Described regression model is optimized according to relevancy labels's value of described Search Results and relevance score.

7. the correlativity disposal system in search, is characterized in that, comprising:

8. system according to claim 7, is characterized in that, described processing module comprises:

Vector forming unit, for each the feature tag value morphogenesis characters vector in each Search Results corresponding to multiple feature;

Mode input unit, for described proper vector for input, obtain the relevance score of described Search Results relative to described query string according to the regression model built in advance.

9. system according to claim 8, is characterized in that, described system also comprises:

Model construction module, in advance according to the multiple feature construction regression models in the most correlation results data of given precise search query string set and correspondence.

10. system according to claim 9, is characterized in that, described model construction module comprises:

Acquiring unit, for obtaining most correlation results data corresponding to query string in given precise search query string set and the set of described precise search query string;

Characteristic processing unit, for carrying out feature extraction to described most correlation results data, with correlation results data characteristic of correspondence vector most described in obtaining;

Unit, for carrying out recurrence learning to build regression model according to described most correlation results data characteristic of correspondence vector.

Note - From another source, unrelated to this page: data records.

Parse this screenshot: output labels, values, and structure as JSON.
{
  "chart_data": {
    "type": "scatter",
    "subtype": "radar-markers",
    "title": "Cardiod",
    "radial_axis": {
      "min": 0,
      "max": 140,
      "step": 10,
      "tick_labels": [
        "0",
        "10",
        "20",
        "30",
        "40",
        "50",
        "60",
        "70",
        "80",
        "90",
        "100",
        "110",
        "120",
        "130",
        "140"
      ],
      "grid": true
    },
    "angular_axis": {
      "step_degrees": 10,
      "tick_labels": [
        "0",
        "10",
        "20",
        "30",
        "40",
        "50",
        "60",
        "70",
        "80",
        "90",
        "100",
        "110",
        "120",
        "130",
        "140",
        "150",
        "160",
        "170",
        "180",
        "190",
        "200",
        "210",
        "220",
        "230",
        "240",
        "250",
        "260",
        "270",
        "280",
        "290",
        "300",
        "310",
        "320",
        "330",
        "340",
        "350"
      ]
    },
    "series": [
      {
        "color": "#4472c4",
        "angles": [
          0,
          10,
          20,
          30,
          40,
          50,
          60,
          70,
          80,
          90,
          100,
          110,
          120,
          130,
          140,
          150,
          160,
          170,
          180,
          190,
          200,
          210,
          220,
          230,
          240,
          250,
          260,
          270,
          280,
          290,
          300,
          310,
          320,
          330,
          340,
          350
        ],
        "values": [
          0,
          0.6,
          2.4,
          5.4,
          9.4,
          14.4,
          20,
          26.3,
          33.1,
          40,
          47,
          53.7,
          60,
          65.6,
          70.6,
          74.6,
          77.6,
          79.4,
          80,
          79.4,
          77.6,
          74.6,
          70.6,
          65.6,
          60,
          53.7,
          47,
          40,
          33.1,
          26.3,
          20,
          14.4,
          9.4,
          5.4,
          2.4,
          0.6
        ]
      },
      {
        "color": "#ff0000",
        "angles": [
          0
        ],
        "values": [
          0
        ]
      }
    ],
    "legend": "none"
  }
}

11. systems according to claim 9, is characterized in that, described system also comprises:

Optimizing module, for obtaining relevancy labels's value and the described Search Results characteristic of correspondence vector of Search Results, optimizing described regression model according to described relevancy labels's value and proper vector.

12. systems according to claim 11, is characterized in that, described optimization module comprises:

Numerical value acquiring unit, for obtaining feature tag value and the described Search Results characteristic of correspondence vector of Search Results;

Degree of correlation arithmetic element, for being obtained the relevance score of described Search Results by described Search Results characteristic of correspondence vector sum regression model;

Model optimization unit, for optimizing described regression model according to relevancy labels's value of described Search Results and relevance score.